Ein paar Meter neben der Eiche wächst eine Bambushecke – vielleicht sechs Meter hoch. Wenn der Sturm in die Hecke fährt, lassen sich die Bambusstangen einfach niederlegen – bis auf den Boden. Es sieht aus, als seien sie abgebrochen. Sind sie aber nicht. Sobald der Wind nachlässt, stellen sie sich einfach wieder auf. Der Bambus und die Eiche lassen sich von Stürmen nicht unterkriegen. Sie sind stark - auf unterschiedliche Weise. Der Bambus gibt nach. Flexibel passt er sich dem Wind an. Die Eiche setzt auf Stabilität. Wird sie verletzt, reagiert sie mit Wachstum.

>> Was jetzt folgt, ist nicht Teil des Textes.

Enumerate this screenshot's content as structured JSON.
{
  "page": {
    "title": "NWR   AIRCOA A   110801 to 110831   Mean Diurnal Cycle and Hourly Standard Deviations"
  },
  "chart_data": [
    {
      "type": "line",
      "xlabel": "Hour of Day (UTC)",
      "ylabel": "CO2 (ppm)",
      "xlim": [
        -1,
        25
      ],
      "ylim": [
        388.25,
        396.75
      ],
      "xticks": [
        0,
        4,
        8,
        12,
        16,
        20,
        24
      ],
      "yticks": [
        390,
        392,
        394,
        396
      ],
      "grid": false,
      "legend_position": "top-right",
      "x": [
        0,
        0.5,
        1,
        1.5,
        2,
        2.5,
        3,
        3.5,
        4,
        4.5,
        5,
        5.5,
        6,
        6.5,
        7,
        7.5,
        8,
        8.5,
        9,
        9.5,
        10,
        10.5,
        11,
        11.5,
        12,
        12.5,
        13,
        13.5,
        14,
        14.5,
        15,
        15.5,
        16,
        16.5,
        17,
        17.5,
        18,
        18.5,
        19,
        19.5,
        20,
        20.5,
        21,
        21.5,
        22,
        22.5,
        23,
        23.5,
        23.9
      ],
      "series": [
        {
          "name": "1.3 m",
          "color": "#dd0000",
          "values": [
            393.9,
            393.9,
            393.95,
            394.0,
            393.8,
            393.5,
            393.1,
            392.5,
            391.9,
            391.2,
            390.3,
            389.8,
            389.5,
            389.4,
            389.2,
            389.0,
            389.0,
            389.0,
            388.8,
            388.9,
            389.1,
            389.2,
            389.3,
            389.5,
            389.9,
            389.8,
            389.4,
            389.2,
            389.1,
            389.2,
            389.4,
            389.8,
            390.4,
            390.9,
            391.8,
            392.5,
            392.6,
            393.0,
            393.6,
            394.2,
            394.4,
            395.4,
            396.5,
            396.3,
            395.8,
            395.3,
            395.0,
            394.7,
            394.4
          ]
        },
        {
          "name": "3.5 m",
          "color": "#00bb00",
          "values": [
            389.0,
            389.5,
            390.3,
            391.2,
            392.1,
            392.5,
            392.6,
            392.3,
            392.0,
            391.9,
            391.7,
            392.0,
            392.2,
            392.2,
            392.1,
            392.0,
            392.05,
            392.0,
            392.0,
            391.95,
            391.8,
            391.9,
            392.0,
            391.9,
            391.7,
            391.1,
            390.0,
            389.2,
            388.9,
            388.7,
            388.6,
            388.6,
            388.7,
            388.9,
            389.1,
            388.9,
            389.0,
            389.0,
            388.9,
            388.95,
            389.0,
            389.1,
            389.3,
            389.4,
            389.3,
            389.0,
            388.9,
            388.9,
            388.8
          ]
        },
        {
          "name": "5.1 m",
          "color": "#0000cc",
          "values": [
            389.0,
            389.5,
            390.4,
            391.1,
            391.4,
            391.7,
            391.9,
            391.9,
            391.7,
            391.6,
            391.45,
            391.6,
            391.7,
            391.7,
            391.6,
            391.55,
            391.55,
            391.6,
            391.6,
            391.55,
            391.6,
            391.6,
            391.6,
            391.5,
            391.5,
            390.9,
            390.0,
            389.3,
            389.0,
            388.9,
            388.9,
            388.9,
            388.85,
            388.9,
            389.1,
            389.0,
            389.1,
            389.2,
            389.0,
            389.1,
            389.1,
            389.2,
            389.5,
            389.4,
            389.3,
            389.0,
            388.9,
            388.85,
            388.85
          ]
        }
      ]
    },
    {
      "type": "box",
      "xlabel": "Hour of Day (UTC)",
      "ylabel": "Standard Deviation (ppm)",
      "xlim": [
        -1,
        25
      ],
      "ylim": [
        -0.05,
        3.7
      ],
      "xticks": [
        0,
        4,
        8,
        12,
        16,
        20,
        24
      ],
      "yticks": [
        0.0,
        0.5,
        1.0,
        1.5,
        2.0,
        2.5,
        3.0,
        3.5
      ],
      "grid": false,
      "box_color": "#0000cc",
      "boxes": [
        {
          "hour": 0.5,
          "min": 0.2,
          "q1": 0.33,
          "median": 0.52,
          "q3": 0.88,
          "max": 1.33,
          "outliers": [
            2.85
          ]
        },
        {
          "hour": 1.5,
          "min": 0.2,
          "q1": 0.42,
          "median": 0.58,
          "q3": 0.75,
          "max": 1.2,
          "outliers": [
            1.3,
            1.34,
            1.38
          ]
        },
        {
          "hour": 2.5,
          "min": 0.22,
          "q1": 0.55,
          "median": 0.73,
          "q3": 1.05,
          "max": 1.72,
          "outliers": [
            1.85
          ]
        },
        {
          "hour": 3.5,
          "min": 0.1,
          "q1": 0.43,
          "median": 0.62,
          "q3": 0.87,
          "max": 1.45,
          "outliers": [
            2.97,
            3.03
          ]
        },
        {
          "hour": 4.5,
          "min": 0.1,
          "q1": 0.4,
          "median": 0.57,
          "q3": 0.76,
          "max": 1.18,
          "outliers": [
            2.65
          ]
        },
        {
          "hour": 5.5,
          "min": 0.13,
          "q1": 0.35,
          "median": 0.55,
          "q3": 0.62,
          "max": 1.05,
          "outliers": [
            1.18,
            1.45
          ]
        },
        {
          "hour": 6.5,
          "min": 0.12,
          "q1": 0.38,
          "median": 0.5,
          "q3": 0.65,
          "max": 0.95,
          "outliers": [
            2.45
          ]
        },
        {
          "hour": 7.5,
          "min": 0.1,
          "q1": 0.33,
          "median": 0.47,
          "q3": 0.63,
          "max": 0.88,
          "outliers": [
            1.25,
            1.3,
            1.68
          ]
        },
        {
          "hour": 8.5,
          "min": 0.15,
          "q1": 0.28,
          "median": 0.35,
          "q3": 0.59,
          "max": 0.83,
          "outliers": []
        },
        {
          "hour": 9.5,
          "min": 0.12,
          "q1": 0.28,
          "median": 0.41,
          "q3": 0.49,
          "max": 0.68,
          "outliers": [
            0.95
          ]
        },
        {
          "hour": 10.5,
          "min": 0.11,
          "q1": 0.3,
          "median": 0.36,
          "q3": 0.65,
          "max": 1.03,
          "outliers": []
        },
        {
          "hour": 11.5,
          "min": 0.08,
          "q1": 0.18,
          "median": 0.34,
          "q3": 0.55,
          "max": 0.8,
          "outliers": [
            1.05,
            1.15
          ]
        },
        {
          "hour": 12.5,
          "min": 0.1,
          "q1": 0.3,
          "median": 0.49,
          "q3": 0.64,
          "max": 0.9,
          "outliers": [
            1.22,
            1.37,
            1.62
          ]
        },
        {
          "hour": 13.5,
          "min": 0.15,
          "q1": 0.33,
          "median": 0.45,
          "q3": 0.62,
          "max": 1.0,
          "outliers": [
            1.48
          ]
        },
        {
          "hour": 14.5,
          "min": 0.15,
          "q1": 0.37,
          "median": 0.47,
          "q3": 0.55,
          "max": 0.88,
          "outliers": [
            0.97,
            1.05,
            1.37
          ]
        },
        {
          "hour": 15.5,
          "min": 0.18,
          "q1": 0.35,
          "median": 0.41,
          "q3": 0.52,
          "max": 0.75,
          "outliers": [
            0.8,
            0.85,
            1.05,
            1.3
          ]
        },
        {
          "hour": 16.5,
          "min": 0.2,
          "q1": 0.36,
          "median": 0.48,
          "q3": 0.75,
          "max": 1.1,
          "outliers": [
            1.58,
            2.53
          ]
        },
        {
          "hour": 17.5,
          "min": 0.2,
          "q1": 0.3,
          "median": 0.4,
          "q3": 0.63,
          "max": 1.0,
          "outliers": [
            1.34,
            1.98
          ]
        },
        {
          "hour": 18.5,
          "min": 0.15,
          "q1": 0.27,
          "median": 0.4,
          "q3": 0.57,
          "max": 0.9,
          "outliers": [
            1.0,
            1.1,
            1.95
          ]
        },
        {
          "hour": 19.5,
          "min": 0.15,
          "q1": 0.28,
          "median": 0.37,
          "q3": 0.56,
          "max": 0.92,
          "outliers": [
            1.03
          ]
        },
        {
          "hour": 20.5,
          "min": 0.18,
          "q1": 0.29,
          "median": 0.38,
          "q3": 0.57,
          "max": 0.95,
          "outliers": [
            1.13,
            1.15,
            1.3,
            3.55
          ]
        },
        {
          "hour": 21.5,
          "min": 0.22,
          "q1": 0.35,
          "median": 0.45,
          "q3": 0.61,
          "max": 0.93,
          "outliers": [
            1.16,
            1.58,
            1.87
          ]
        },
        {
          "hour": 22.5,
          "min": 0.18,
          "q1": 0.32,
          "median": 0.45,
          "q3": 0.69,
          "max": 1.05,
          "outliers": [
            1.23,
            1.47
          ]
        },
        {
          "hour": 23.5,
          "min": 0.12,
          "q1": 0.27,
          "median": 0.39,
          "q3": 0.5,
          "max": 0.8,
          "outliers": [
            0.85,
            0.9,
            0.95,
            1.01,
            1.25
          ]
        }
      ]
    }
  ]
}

Widerstandskräfte in schwierigen Situationen - dafür steht der Begriff Resilienz. Resilient sein kann man auf unterschiedliche Weise. Das zeigen Bambus und Eiche. Das gilt für jeden einzelnen Menschen. Es gilt auch für Familien und Unternehmen, für ganze Gesellschaften und Volkswirtschaften, auch für die Ökosysteme unserer Erde. Sie alle benötigen zum Überleben und zum Gedeihen eine Resilienz, die zu ihnen passt.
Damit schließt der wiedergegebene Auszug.